[Openstack-operators] Murano in Production
Kris G. Lindgren
klindgren at godaddy.com
Fri Sep 23 07:11:46 UTC 2016
How are you having ha proxy pointing to the current primary controller? Is this done automatically or are you manually setting a server as the master?
Sent from my iPad
> On Sep 23, 2016, at 5:17 AM, Serg Melikyan <smelikyan at mirantis.com> wrote:
> Hi Joe,
> I can share some details on how murano is configured as part of the
> default Mirantis OpenStack configuration and try to explain why it's
> done in that way as it's done, I hope it helps you in your case.
> As part of Mirantis OpenStack second instance of the RabbitMQ is
> getting deployed specially for the murano, but it's configuration is
> different than for the RabbitMQ instance used by the other OpenStack
> Why to use separate instance of the RabbitMQ?

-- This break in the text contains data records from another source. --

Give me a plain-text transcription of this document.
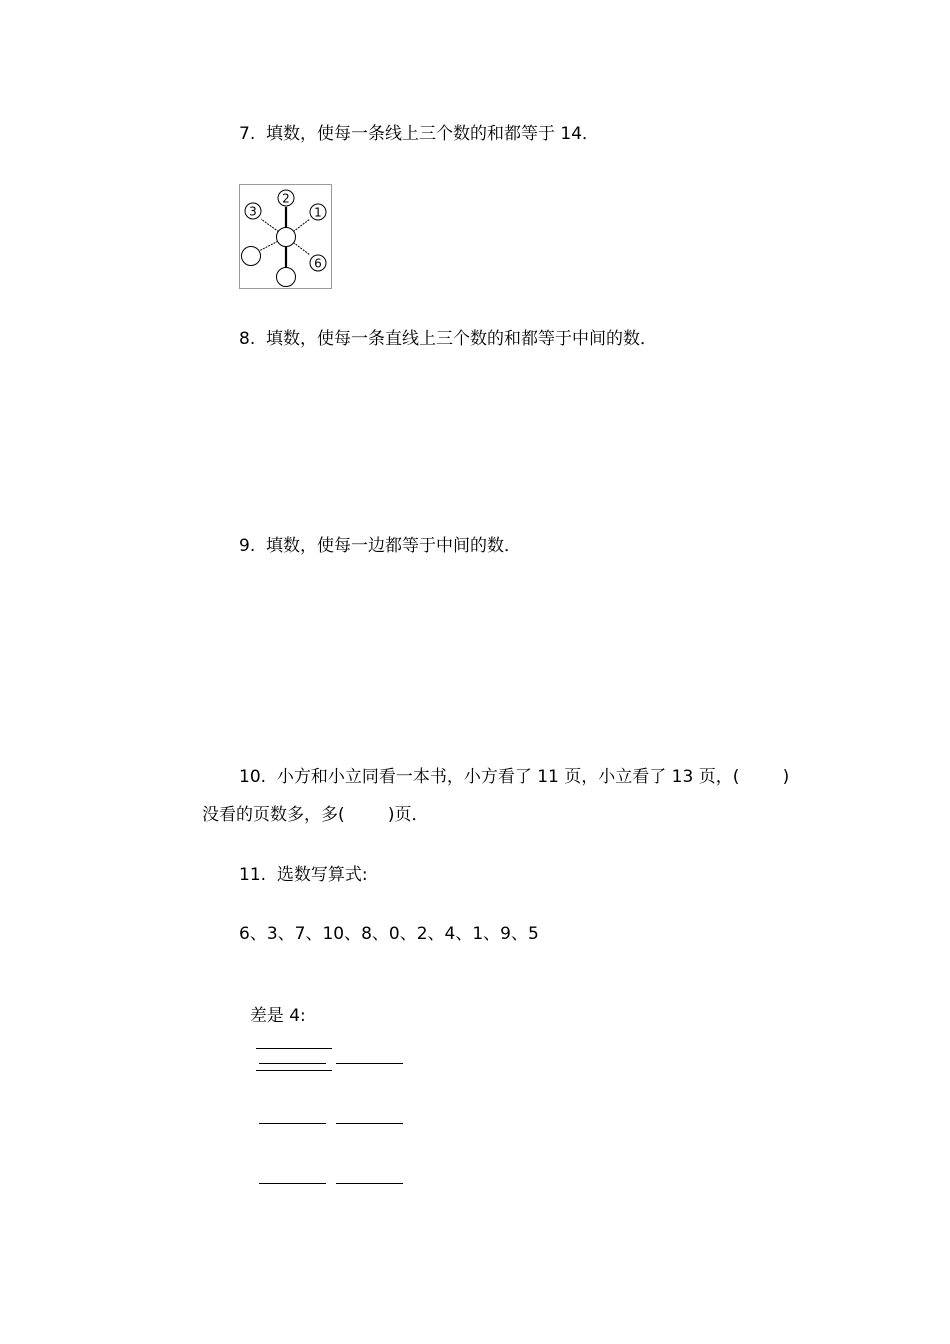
7.  填数，使每一条线上三个数的和都等于 14．
2
3	1
6
8.  填数，使每一条直线上三个数的和都等于中间的数．
9.  填数，使每一边都等于中间的数．
10.  小方和小立同看一本书，小方看了 11 页，小立看了 13 页，(        )
没看的页数多，多(        )页．
11.  选数写算式:
6、3、7、10、8、0、2、4、1、9、5

差是 4:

> 1. Prevent possibility to get access to the RabbitMQ supporting
> whole cloud infrastructure by limiting access on the networking level
> rather than rely on authentication/authorization
> 2. Prevent possibility of DDoS by limiting access on the
> networking level to the infrastructure RabbitMQ
> Given that second RabbitMQ instance is used only for the murano-agent
> <-> murano-engine communications and murano-agent is running on the
> VMs we had to make couple of changes in the deployment of the RabbitMQ
> (bellow I am referencing RabbitMQ as RabbitMQ instance used by Murano
> for m-agent <-> m-engine communications):
> 1. RabbitMQ is not clustered, just separate instance running on each
> controller node
> 2. RabbitMQ is exposed on the Public VIP where all OpenStack APIs are exposed
> 3. It's has different port number than default
> 4. HAProxy is used, RabbitMQ is hidden behind it and HAProxy is always
> pointing to the RabbitMQ on the current primary controller
> Note: How murano-agent is working? Murano-engine creates queue with
> uniq name and put configuration tasks to that queue which are later
> getting picked up by murano-agent when VM is booted and murano-agent
> is configured to use created queue through cloud-init.
> #1 Clustering
> * Given that per 1 app deployment from we create 1-N VMs and send 1-M
> configuration tasks, where in most of the cases N and M are less than
> * Even if app deployment will be failed due to cluster failover it's
> can be always re-deployed by the user.
> * Controller-node failover most probably will lead to limited
> accessibility of the Heat, Nova & Neutron API and application
> deployment will fail regardless of the not executing configuration
> task on the VM.
> #2 Exposure on the Public VIP
> One of the reasons behind choosing RabbitMQ as transport for
> murano-agent communications was connectivity from the VM - it's much
> easier to implement connectivity *from* the VM than *to* VM.
> But even in the case when you are connecting to the broker from the VM
> you should have connectivity and public interface where all other
> OpenStack APIs are exposed is most natural way to do that.
> #3 Different from the default port number
> Just to avoid confusion from the RabbitMQ used for the infrastructure,
> even given that they are on the different networks.
> #4 HAProxy
> In case of the default Mirantis OpenStack configuration is used mostly
> to support non-clustered RabbitMQ setup and exposure on the Public
> VIP, but also helpful in case of more complicated setups.
> P.S. I hope my answers helped, let me know if I can cover something in
> more details.
> Serg Melikyan, Development Manager at Mirantis, Inc.